Hay una alegría especial en el aire, una alegría callada pero muy profunda.

Durante una hora nos reuniremos para hablar de la obra de Aïvanhov, que tanto nos habló de cómo llevar lo divino a la vida diaria.

Al levantarse uno está agradecido. Y es que cada célula del cuerpo aparece renovada y alerta.

En el silencio del alba hay un misterio y también una presencia.

Durante la noche creo que he soñado con el niño Rubén, que ahora esta en el plano sutil, y con en el dolor de sus padres: siendo consciente del limitado consuelo que puede llegar desde la tierra. Pero también siendo consciente del vínculo eterno, de la mano que acoge.

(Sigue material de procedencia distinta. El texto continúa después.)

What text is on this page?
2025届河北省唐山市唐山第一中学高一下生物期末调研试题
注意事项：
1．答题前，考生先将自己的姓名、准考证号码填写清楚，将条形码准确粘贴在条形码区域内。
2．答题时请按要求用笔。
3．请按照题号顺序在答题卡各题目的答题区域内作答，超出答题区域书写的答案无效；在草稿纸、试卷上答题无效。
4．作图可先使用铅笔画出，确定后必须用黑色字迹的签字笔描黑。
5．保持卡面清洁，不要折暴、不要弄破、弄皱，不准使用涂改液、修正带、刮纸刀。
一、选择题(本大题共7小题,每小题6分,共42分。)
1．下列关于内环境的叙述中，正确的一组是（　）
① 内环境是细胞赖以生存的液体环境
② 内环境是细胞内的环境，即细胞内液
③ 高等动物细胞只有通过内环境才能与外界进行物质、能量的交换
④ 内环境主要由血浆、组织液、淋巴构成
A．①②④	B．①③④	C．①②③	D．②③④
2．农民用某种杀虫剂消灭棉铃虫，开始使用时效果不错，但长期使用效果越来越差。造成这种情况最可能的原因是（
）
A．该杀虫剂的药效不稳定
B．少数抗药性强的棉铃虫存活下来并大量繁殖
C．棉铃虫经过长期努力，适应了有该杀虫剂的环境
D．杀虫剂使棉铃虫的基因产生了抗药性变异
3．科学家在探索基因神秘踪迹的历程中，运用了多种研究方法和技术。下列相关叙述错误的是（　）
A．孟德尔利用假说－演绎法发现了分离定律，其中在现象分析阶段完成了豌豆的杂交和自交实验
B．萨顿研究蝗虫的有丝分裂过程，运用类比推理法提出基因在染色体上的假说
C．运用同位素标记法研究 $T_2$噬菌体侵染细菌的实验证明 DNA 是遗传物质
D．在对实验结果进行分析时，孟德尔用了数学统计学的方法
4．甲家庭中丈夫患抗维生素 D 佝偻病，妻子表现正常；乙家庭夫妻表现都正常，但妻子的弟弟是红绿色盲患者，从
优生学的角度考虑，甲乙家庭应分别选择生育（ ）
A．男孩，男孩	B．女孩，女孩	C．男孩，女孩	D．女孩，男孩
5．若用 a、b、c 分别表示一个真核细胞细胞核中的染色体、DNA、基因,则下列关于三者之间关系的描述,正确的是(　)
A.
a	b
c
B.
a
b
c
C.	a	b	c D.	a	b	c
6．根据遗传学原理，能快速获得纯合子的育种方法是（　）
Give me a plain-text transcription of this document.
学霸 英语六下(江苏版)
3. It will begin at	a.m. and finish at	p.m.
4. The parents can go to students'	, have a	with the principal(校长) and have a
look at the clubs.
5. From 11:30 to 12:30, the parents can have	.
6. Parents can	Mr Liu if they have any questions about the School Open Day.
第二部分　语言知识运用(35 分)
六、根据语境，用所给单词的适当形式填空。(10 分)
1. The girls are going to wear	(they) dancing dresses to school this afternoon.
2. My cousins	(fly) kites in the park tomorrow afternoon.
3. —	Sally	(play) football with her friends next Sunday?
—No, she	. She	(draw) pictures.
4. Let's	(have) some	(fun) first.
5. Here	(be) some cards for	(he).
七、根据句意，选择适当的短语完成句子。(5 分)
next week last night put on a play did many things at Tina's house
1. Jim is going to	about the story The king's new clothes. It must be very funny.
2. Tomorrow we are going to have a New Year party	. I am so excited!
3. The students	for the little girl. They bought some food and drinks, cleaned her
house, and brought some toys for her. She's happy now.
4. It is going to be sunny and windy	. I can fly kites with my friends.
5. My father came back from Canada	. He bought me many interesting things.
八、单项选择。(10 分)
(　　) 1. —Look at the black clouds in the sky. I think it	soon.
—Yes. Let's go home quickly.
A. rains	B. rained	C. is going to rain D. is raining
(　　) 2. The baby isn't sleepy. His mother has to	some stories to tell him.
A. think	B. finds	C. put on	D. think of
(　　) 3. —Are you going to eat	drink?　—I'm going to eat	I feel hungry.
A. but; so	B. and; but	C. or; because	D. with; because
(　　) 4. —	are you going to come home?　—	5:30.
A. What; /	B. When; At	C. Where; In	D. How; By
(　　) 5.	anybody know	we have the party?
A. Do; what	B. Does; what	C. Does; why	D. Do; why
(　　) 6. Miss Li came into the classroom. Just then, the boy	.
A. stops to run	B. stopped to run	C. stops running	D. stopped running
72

Poco a poco el día se abre, se despereza, primero con los pájaros que cantan, luego con la luz que llega dando vida a todo. Ya los árboles se dejan ver, erguidos un día más.

Siento que el día de hoy es un privilegio y en mi mente resuena el eco del mantram de unificación: “que todos los hombres amen”.

Al Maestro le pido sobre todo que no esté muy lejos del corazón de la madre de Rubén, que prenda allí una llama, que esté presente, que recoja amorosamente todo ese llanto y lo guarde en un cuenco dorado para regar la tierra plantada con la semilla del amor.